Paris_Return of the Empire
1998-2011
Paris: Return of the Empire, a series of 19 large photo-collage inkjet prints, continues intercultural investigations with Paris as the focus. During a 4 month Canada Council International artist residency there (2011), with the perspective of ‘outsider’, through the lens of my camera, I observed and recorded aspects of the multiple cultures co-existing in Paris. Preceding the vicious spate of terrorist events executed across Europe, this work points to cultural frictions and the problematic integration that European Union countries are struggling to come to terms with due to opening international borders and the global refugee crisis. France is not alone in dealing with “the return of the empire”—the influx of immigrants from the very countries on all continents that the French Empire colonized. Colonized immigrant communities are contrasted with the sometimes overt racist attitudes and deeply-held values and refinement of French art and culture, visible in painting, sculpture, couture, patisserie, food, wine, and the intellectual, philosophical, political and social qualities of French literature, music, film.

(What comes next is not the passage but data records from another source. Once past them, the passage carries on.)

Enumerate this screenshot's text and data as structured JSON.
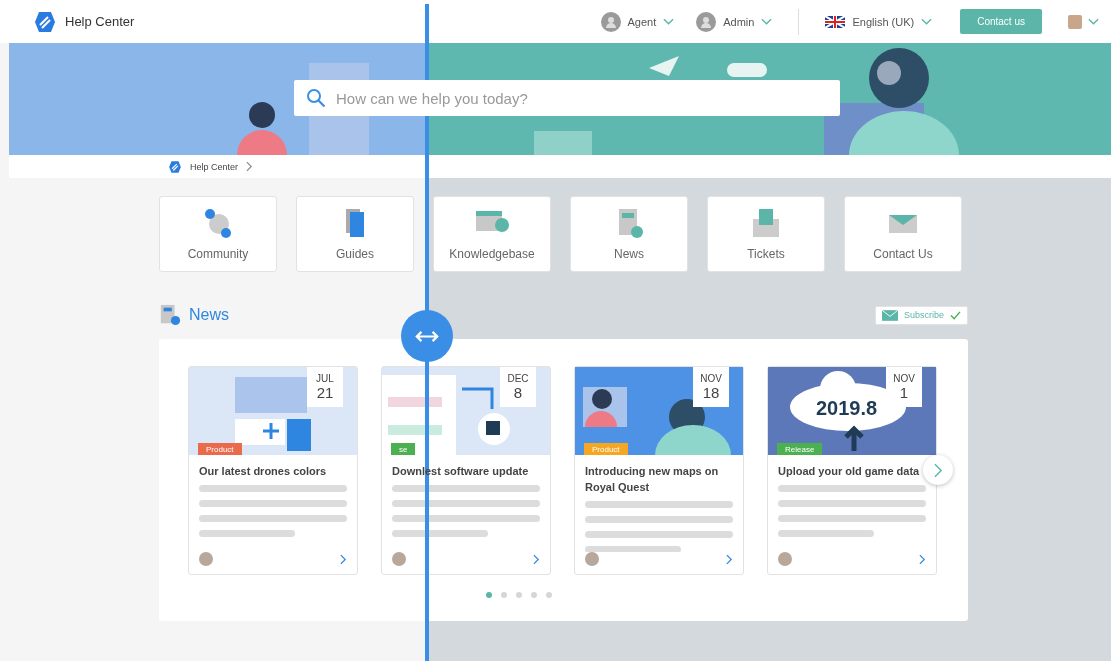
{
  "header": {
    "brand": "Help Center",
    "menus": [
      {
        "label": "Agent"
      },
      {
        "label": "Admin"
      }
    ],
    "language": "English (UK)",
    "contact_button": "Contact us"
  },
  "hero": {
    "search": {
      "placeholder": "How can we help you today?"
    }
  },
  "breadcrumb": [
    {
      "label": "Help Center"
    }
  ],
  "tiles": [
    {
      "label": "Community",
      "kind": "community"
    },
    {
      "label": "Guides",
      "kind": "guides"
    },
    {
      "label": "Knowledgebase",
      "kind": "knowledge"
    },
    {
      "label": "News",
      "kind": "news"
    },
    {
      "label": "Tickets",
      "kind": "tickets"
    },
    {
      "label": "Contact Us",
      "kind": "contact"
    }
  ],
  "news": {
    "title": "News",
    "subscribe": "Subscribe",
    "cards": [
      {
        "month": "JUL",
        "day": "21",
        "kind": "document",
        "tag": {
          "label": "Product",
          "color": "#ea6a4c"
        },
        "title": "Our latest drones colors"
      },
      {
        "month": "DEC",
        "day": "8",
        "kind": "plugin",
        "tag": {
          "label": "se",
          "color": "#4caf50"
        },
        "title": "Downlest software update"
      },
      {
        "month": "NOV",
        "day": "18",
        "kind": "support",
        "tag": {
          "label": "Product",
          "color": "#f5a623"
        },
        "title": "Introducing new maps on Royal Quest"
      },
      {
        "month": "NOV",
        "day": "1",
        "kind": "cloud",
        "image_text": "2019.8",
        "tag": {
          "label": "Release",
          "color": "#4caf50"
        },
        "title": "Upload your old game data"
      }
    ],
    "pager": [
      {
        "selected": true
      },
      {
        "selected": false
      },
      {
        "selected": false
      },
      {
        "selected": false
      },
      {
        "selected": false
      }
    ]
  }
}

A series of 19th century statues of the Continents represented as women, currently situated outside the Musee d’Orsay in Paris, are prominently represented in each collage. All the figures are bare-breasted with the exception of Europe, who is portrayed clothed with a shield at hand, holding an olive branch and a cross, surrounded by the caduceus, a stack of books and a painter’s palette. In contrast Africa, the ‘cradle of human civilization’, is naïvely depicted holding a basket of sexually suggestive fruits, her foot upon a tortoise. Underlining the need for a reconsideration of social and racial assumptions, their bare-breasted condition points to an attitude that colonized people should be available for labour, as well as sexually available to the colonizers. They bring to mind the portraits of the Storyville prostitutes taken by Belloq in early 20th century New Orleans.

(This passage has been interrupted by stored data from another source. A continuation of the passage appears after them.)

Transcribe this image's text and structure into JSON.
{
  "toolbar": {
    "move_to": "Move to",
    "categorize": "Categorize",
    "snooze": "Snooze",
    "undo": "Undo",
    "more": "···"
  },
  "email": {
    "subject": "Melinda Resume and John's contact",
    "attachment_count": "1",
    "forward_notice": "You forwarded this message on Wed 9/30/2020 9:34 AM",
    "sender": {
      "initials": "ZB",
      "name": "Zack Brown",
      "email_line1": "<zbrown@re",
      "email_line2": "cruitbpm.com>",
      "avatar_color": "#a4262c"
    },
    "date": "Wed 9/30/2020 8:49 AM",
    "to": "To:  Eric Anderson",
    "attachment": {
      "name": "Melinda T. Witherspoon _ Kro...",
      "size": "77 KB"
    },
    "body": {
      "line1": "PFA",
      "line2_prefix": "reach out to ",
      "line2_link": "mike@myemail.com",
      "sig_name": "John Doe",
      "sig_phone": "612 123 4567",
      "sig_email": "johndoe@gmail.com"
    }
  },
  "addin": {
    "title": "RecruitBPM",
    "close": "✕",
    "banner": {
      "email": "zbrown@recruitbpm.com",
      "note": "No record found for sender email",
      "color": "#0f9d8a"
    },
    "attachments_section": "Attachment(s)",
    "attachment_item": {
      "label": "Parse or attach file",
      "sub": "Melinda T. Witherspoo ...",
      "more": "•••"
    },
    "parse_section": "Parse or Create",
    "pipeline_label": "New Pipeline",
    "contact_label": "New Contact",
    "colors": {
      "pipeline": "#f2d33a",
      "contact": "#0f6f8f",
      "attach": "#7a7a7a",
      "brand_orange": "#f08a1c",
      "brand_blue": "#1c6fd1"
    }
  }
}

This series contrasts the deeply held historic values and refinement of French culture with the vibrancy of various immigrant communities evident throughout Paris. Art Deco bas-reliefs of colonial slave labour cover the outside walls of what is now the Musee Nationale de l'Histoire de l'immigration, in the 12th arrondissement, constructed for the Colonial Exposition of 1931. Visitors to Paris are unlikely to consider that the wealth and elegance of every aspect of French culture has been achieved through the cheap labour and resources (sugar, silk, minerals, slaves and more) of colonized nations. The slogan of the French Revolution--Liberté, Egalité, Fraternité---is even more poignant now than ever.